The study highlights a theory that it called the “subversion dilemma”: people who want to live in a democracy might tolerate “defection by their representatives to save democracy from their opponents.” Essentially, if citizens think one side allows their representatives to act anti-democratic, then they might have incentive to let their leaders commit similar acts.

“Around the world, anti-democratic leaders are convincing their supporters to vote away their political rights,” the study purports.

“While 78% of the world’s population reports wanting to live in a representative democracy, democracies continue to erode, with 70% of the population living in autocracies,” the study says. “Citizens in Venezuela, Turkey and Hungary strongly endorsed democracy while casting votes for authoritarian leaders Chávez, Erdoğan and Orbán, respectively.”

Donald Trump
Trump greets supporters at an event in Grimes, Iowa, June 1. (Scott Olson/Getty Images)

It also mentioned President Trump, who continues to spread falsehoods about Democrats rigging elections, a claim that’s been conclusively disproven. For instance, in 2016, he repeatedly said the election was rigged before it even happened.

Then, on Jan. 6, 2021, a mob of Trump supporters stormed the Capitol in an attempt to block Biden’s win in the 2020 election. After the attack, dozens of Republican congresspeople still voted against decertifying the results of the presidential race.

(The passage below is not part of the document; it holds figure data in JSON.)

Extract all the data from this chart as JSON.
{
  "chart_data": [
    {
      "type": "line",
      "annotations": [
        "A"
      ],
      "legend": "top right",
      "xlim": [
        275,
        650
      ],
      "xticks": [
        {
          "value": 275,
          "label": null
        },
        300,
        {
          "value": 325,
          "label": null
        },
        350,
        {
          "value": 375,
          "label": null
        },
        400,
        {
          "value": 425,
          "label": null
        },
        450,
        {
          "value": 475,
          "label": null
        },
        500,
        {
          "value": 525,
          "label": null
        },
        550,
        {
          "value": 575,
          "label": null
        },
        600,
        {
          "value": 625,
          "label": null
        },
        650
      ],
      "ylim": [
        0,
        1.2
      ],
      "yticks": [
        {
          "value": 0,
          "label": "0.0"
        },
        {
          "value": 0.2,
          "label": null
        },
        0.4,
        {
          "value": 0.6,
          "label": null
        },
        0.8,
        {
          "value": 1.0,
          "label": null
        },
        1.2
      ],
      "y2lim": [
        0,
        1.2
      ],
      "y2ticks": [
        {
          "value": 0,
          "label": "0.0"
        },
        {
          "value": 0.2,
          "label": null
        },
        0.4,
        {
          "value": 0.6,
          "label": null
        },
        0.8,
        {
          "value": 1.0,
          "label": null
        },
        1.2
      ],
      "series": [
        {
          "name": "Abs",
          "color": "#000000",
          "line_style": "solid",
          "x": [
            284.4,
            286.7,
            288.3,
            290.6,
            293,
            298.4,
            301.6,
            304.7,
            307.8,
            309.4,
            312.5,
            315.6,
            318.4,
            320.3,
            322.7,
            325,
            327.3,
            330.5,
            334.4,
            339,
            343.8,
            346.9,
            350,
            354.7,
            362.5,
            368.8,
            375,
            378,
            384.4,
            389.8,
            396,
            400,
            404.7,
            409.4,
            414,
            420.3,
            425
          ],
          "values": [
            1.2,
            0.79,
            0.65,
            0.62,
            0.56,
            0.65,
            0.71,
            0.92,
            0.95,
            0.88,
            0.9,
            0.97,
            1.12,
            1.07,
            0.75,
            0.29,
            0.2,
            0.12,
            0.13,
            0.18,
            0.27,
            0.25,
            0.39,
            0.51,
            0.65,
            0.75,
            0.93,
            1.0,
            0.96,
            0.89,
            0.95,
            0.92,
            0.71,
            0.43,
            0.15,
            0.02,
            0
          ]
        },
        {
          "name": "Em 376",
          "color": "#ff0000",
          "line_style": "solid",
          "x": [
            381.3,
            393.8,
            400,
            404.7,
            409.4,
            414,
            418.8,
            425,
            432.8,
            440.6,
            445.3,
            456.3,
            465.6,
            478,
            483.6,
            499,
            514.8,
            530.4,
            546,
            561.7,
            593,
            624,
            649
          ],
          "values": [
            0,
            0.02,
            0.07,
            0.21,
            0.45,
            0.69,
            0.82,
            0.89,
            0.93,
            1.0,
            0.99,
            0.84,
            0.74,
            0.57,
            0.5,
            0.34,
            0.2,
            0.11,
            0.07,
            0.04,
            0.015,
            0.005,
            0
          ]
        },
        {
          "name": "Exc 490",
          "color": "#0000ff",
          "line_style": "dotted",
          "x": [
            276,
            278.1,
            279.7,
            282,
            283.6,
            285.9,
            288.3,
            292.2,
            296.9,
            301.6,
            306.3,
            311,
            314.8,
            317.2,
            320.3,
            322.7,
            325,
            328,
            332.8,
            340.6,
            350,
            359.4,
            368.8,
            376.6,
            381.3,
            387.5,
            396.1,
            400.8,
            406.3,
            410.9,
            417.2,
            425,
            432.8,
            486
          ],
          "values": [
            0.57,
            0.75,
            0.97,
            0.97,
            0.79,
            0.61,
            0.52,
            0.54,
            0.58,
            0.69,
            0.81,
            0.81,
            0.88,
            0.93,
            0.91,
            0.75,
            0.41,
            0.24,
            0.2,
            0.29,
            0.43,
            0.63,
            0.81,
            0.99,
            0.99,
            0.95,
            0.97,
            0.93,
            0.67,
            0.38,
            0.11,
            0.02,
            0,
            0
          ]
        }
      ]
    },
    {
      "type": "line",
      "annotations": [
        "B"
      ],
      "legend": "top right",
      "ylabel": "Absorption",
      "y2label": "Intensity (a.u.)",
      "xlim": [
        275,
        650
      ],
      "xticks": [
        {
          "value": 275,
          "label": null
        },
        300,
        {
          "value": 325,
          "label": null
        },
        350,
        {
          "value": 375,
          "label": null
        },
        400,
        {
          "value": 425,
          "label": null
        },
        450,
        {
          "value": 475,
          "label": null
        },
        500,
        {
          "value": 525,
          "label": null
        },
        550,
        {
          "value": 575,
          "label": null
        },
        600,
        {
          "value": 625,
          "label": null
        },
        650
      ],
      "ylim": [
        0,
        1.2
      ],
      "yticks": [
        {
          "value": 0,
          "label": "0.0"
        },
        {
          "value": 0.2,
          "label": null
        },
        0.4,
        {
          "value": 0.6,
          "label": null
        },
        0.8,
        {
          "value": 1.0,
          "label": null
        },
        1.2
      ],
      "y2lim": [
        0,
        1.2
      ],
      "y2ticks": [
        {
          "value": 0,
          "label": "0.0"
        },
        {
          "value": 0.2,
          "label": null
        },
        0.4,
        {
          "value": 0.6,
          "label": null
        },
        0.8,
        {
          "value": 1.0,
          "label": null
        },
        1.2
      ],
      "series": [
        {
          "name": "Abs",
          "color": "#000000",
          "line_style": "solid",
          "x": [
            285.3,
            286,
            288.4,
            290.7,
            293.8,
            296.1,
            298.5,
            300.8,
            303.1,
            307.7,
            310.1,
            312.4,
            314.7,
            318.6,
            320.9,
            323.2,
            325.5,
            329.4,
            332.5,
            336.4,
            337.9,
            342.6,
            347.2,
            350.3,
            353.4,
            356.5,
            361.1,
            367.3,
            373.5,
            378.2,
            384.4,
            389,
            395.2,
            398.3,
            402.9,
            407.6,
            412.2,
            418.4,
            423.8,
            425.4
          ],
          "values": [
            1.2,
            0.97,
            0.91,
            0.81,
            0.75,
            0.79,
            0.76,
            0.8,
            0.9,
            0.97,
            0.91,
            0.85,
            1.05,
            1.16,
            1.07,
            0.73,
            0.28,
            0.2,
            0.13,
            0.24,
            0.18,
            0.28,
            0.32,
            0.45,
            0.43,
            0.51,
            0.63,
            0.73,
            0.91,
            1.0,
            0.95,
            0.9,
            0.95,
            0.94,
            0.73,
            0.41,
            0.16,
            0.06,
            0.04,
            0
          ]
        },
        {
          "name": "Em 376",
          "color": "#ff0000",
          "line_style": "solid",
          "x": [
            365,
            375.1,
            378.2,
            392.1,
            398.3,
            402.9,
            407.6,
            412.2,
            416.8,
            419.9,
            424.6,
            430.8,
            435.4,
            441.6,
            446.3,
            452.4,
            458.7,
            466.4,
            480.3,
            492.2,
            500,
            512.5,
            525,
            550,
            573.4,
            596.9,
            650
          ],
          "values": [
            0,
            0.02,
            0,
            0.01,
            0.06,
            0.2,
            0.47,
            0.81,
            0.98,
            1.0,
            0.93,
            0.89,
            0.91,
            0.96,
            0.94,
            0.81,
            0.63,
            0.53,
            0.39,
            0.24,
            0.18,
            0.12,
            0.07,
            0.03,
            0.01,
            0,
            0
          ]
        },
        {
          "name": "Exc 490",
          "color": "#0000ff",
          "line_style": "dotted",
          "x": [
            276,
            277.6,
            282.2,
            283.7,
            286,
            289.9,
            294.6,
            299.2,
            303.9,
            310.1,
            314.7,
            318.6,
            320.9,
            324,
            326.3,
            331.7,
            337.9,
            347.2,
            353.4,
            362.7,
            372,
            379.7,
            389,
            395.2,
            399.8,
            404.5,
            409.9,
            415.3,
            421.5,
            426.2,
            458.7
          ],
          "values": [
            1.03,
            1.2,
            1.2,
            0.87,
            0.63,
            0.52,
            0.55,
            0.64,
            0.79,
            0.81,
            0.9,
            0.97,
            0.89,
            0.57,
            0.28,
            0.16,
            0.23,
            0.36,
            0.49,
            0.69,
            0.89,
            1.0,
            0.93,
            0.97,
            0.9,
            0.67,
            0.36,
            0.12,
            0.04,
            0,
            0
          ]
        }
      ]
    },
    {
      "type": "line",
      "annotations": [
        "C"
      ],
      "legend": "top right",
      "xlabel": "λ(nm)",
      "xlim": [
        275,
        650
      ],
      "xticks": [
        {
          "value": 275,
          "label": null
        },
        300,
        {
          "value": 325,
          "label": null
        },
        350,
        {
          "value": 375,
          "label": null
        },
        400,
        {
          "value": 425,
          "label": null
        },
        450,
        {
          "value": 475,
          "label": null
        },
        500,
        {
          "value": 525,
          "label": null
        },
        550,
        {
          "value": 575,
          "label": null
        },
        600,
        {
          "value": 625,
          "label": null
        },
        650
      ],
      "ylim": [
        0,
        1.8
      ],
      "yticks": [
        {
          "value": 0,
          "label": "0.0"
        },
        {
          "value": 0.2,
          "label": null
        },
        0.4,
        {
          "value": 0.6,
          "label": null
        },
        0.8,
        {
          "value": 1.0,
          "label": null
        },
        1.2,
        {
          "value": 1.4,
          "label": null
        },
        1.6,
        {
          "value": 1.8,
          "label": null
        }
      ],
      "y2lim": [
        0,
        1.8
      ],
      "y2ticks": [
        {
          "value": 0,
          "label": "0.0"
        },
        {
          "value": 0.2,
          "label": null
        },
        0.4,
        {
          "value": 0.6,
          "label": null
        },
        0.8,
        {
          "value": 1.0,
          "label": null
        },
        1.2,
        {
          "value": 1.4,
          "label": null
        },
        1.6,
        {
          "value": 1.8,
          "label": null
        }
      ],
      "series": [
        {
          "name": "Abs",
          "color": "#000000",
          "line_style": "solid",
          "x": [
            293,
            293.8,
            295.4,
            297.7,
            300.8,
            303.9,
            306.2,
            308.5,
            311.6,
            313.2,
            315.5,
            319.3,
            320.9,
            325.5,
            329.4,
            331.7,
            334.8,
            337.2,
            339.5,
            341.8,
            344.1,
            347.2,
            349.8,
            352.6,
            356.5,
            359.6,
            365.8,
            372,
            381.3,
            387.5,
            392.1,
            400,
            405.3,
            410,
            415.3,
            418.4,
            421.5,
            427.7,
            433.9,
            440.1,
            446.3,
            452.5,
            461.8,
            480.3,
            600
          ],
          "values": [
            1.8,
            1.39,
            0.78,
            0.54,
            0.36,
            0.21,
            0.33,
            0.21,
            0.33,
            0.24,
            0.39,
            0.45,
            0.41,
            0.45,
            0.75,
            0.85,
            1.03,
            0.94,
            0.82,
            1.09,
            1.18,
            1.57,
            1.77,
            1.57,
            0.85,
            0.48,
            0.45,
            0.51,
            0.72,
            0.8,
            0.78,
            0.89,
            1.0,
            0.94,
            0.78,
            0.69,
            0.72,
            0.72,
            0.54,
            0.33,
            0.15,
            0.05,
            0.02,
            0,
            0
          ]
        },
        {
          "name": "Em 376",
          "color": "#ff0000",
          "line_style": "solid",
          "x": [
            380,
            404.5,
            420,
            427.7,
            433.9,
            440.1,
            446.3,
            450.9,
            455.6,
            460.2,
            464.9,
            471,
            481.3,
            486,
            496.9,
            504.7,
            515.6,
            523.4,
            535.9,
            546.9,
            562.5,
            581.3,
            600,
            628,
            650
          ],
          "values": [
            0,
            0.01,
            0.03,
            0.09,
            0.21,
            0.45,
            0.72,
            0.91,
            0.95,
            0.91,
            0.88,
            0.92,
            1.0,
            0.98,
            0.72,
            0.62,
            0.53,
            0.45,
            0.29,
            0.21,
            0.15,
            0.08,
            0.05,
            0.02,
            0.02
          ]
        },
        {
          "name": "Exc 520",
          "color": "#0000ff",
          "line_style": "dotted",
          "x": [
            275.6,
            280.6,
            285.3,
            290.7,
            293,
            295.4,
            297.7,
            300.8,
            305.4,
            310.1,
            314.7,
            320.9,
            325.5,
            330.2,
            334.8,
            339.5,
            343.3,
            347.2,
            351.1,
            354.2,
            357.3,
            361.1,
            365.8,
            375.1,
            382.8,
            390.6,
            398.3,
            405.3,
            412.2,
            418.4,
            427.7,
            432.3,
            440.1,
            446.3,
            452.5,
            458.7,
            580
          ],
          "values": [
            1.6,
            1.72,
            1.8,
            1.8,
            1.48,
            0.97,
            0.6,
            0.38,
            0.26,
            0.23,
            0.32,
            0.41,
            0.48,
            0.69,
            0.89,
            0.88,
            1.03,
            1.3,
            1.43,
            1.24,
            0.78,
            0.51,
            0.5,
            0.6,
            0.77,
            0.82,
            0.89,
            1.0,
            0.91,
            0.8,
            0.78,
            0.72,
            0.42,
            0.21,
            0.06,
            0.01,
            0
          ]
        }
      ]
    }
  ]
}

“This rhetoric probably contributed to the Capitol attack and to the widespread belief among Republicans that the 2020 election was stolen,” the study added.

But the study also takes aim at Democrats, noting a tweet from progressive Rep. Alexandria Ocasio-Cortez in 2019, “Well, it’s official: Republicans are now arguing that the US isn’t (& shouldn’t be) a democracy. This is what they believe. From lobbyists writing their bills to sabotaging our civil rights, the GOP works to end democracy,” and in 2020, Senator Elizabeth Warren tweeted, “Health care. Reproductive Freedom. Workers’ rights. Dreamers’ futures. Our planet. Democracy. Everything is on the line—so everything is on the table.”

The authors believe rebuilding trust and a sense of shared goodwill is key to combating the volatility.

Election misinformation and the solution

“The majority of people on both sides believe that they're the ones protecting democracy. I think you have political leaders or like, cynical people, manipulating people,” O’Connor said.

“But I think the majority of people believe in democracy, but they’ve been convinced through media that it’s the other side that wants to take away their rights or steal the election,” he added. “Trump accused Democrats of rigging elections, even before he won in 2016, and persists now in claiming that Democrat Joe Biden won in 2020 only through fraud.”

Joe Biden
President Biden at a Cabinet meeting on Tuesday. (Kevin Dietsch/Getty Images)

A hypothesis stemming from the study suggests that somehow reducing fears that the opposing side will violate democratic norms could lead voters to choose candidates who uphold these principles, not tear them down. But that won’t be easy.

“In our survey data, we see ample signs that Republicans want to protect democracy and that they are open to information that Democrats want to do the same. Republicans may therefore be open to this messaging and these signals, much more so than many Democrats assume,” the study concluded.